A coroação do Rei Carlos III do Reino Unido e da sua esposa Camilla como Rainha Consorte, pelo Arcebispo de Cantuária, Justin Welby, foi "profundamente cristã", envolvendo "todo o espectro de denominações cristãs", como anunciou o Arcebispo de Westminster, Cardeal Vincent Gerard Nichols. Combinou a tradição com elementos de uma sociedade "multicultural e multiconfessional", nas palavras do Rei Carlos III.

Francisco Otamendi-7 de Maio de 2023-Tempo de leitura: 6 acta
Carlos III

O rei Carlos III com a rainha consorte Camila, há alguns meses, numa celebração no Palácio de Buckingham (OSV News photo/Yui Mok, Reuters)

Longe da pompa e da ostentação de Londres, a coroação do Rei Carlos III na Abadia de Westminster deu visibilidade a todas as confissões cristãs e a outras tradições religiosas. Foi também um motivo para oferecer a um mundo secularizado uma cerimónia religiosa, uma referência ao transcendente, à esfera espiritual, a que milhões de pessoas em todo o mundo puderam assistir pela televisão e pela Internet.
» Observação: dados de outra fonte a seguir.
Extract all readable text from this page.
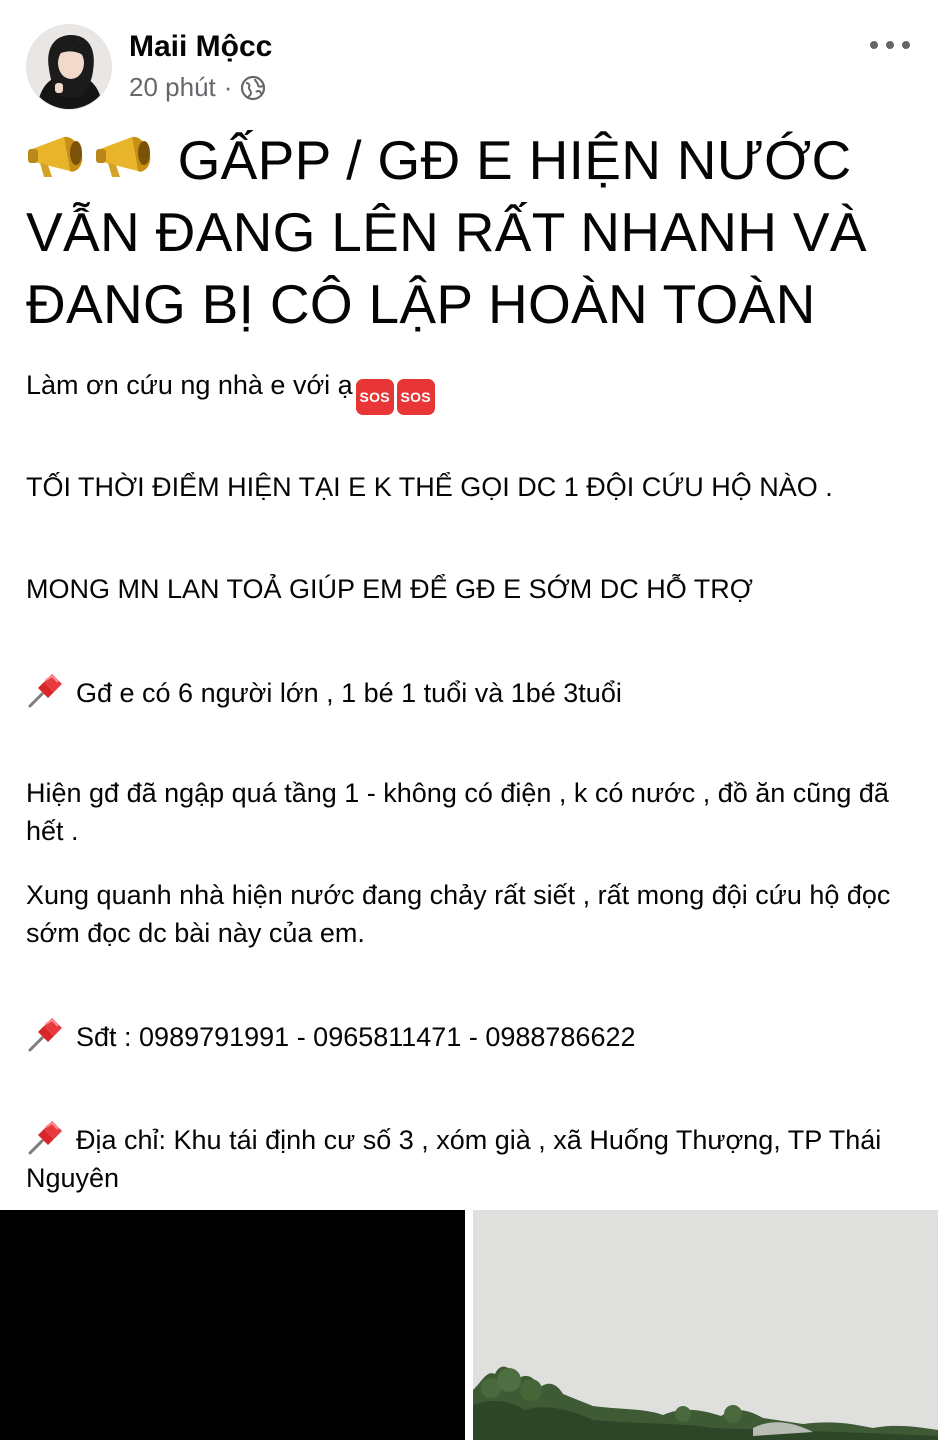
Maii Mộcc
20 phút ·

GẤPP / GĐ E HIỆN NƯỚC VẪN ĐANG LÊN RẤT NHANH VÀ ĐANG BỊ CÔ LẬP HOÀN TOÀN

Làm ơn cứu ng nhà e với ạ SOS SOS

TỐI THỜI ĐIỂM HIỆN TẠI E K THỂ GỌI DC 1 ĐỘI CỨU HỘ NÀO .

MONG MN LAN TOẢ GIÚP EM ĐỂ GĐ E SỚM DC HỖ TRỢ

Gđ e có 6 người lớn , 1 bé 1 tuổi và 1bé 3tuổi

Hiện gđ đã ngập quá tầng 1 - không có điện , k có nước , đồ ăn cũng đã hết .

Xung quanh nhà hiện nước đang chảy rất siết , rất mong đội cứu hộ đọc sớm đọc dc bài này của em.

Sđt : 0989791991 - 0965811471 - 0988786622

Địa chỉ: Khu tái định cư số 3 , xóm già , xã Huống Thượng, TP Thái Nguyên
Foi planeada uma cerimónia solene, "uma expressão cuidadosa e fiel da fé e da esperança cristãs", escreveu o Cardeal NicholsO Primaz de Inglaterra e do País de Gales. E assim foi. O Primaz recordou ainda que "excluindo o Estado da Cidade do Vaticano, só há um outro país no mundo onde a tomada de posse do Chefe de Estado tem lugar numa cerimónia religiosa". 

"Para nós, é uma tradição antiga que contribui grandemente para o sentido de identidade e de continuidade desta complexa sociedade moderna e para tudo o que trazemos ao mundo em geral", acrescentou. Os Papa Francisco foi representado na coroação pelo Cardeal Pietro Parolin, Secretário de Estado. A cerimónia contou com a presença de mais de dois mil convidados, representantes diplomáticos de mais de duzentos países e uma centena de Chefes de Estado. 
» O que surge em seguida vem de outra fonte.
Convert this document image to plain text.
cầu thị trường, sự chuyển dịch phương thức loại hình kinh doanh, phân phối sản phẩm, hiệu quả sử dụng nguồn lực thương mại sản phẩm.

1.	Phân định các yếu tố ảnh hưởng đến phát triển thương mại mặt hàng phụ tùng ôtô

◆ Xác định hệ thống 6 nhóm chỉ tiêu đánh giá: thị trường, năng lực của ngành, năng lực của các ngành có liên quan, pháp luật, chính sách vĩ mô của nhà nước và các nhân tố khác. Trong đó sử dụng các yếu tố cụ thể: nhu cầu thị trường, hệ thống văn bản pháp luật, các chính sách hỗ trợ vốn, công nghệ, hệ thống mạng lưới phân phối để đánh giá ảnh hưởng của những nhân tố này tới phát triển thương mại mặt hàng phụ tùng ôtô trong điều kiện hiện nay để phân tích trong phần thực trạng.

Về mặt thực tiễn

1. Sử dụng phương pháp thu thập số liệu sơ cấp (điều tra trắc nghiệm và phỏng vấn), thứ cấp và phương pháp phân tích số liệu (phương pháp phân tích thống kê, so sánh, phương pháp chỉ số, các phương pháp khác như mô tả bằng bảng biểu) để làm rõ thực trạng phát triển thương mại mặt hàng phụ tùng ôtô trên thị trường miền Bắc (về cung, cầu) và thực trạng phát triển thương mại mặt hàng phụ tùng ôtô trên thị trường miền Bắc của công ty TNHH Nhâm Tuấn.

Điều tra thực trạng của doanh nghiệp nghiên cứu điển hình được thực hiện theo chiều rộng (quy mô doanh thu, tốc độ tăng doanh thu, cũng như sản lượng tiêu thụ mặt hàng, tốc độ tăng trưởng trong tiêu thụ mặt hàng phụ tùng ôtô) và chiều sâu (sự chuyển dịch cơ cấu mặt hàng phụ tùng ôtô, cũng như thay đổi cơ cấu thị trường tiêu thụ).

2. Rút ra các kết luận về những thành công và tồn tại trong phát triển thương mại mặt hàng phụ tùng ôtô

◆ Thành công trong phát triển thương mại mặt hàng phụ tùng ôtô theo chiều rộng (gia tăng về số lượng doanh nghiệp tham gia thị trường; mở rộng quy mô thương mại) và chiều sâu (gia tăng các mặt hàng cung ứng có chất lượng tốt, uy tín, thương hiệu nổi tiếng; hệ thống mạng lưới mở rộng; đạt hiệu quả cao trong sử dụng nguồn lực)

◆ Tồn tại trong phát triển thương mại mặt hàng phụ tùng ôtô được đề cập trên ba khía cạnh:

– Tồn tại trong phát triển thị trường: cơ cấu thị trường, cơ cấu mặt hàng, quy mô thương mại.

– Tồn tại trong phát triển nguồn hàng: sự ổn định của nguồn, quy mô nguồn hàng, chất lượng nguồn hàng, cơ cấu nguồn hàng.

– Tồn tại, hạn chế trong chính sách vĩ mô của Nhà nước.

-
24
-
Arcebispo de Cantuária: "servir". 

O Arcebispo de CanterburyO rei foi ungido com os óleos sagrados por Justin Welby, Primaz da Igreja Anglicana, que acaba de participar numa peregrinação ecuménica de paz ao Sudão do Sul com o Papa Francisco e o pastor presbiteriano escocês Iain Greenshields.
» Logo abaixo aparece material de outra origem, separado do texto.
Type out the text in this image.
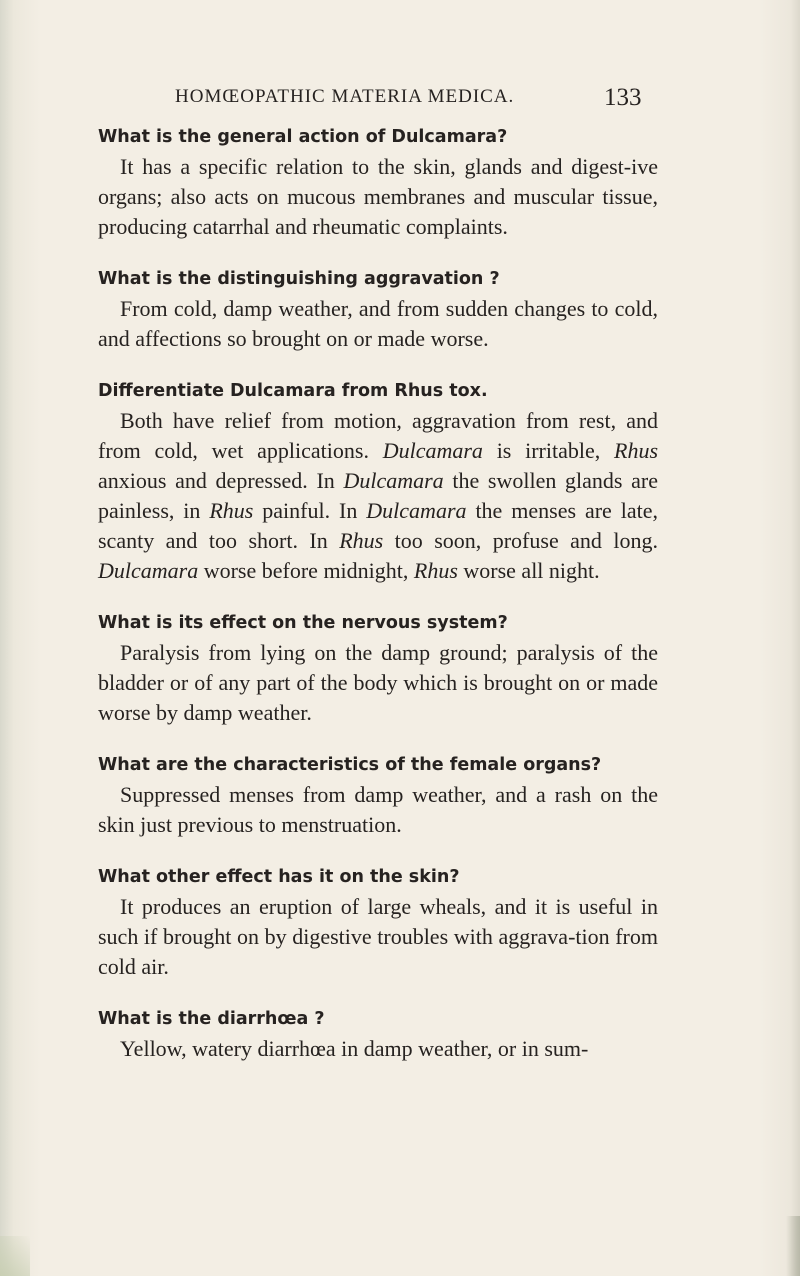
HOMŒOPATHIC MATERIA MEDICA.	133

What is the general action of Dulcamara?

It has a specific relation to the skin, glands and digest-ive organs; also acts on mucous membranes and muscular tissue, producing catarrhal and rheumatic complaints.

What is the distinguishing aggravation ?

From cold, damp weather, and from sudden changes to cold, and affections so brought on or made worse.

Differentiate Dulcamara from Rhus tox.

Both have relief from motion, aggravation from rest, and from cold, wet applications. Dulcamara is irritable, Rhus anxious and depressed. In Dulcamara the swollen glands are painless, in Rhus painful. In Dulcamara the menses are late, scanty and too short. In Rhus too soon, profuse and long. Dulcamara worse before midnight, Rhus worse all night.

What is its effect on the nervous system?

Paralysis from lying on the damp ground; paralysis of the bladder or of any part of the body which is brought on or made worse by damp weather.

What are the characteristics of the female organs?

Suppressed menses from damp weather, and a rash on the skin just previous to menstruation.

What other effect has it on the skin?

It produces an eruption of large wheals, and it is useful in such if brought on by digestive troubles with aggrava-tion from cold air.

What is the diarrhœa ?

Yellow, watery diarrhœa in damp weather, or in sum-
Na sua breve homilia, o Arcebispo de Cantuária referiu que "o Rei dos Reis, Jesus Cristo, foi ungido não para ser servido, mas para servir. O serviço é o amor em acção", o cuidado com os vulneráveis, o cuidado com os jovens, o cuidado com o mundo natural. "Vimos estas preocupações no nosso rei", afirmou.

"É o Espírito de Deus que dá força e nos leva a amar em acção". Assim o fez Jesus, "que pôs de lado todos os privilégios e deu a sua vida. O seu trono era uma cruz e a sua coroa era feita de espinhos. Cada um de nós recebeu o chamamento de Deus para servir. Cada um de nós pode escolher hoje o caminho de Deus. Concede-me a graça de, no teu serviço, encontrar a liberdade perfeita", concluiu.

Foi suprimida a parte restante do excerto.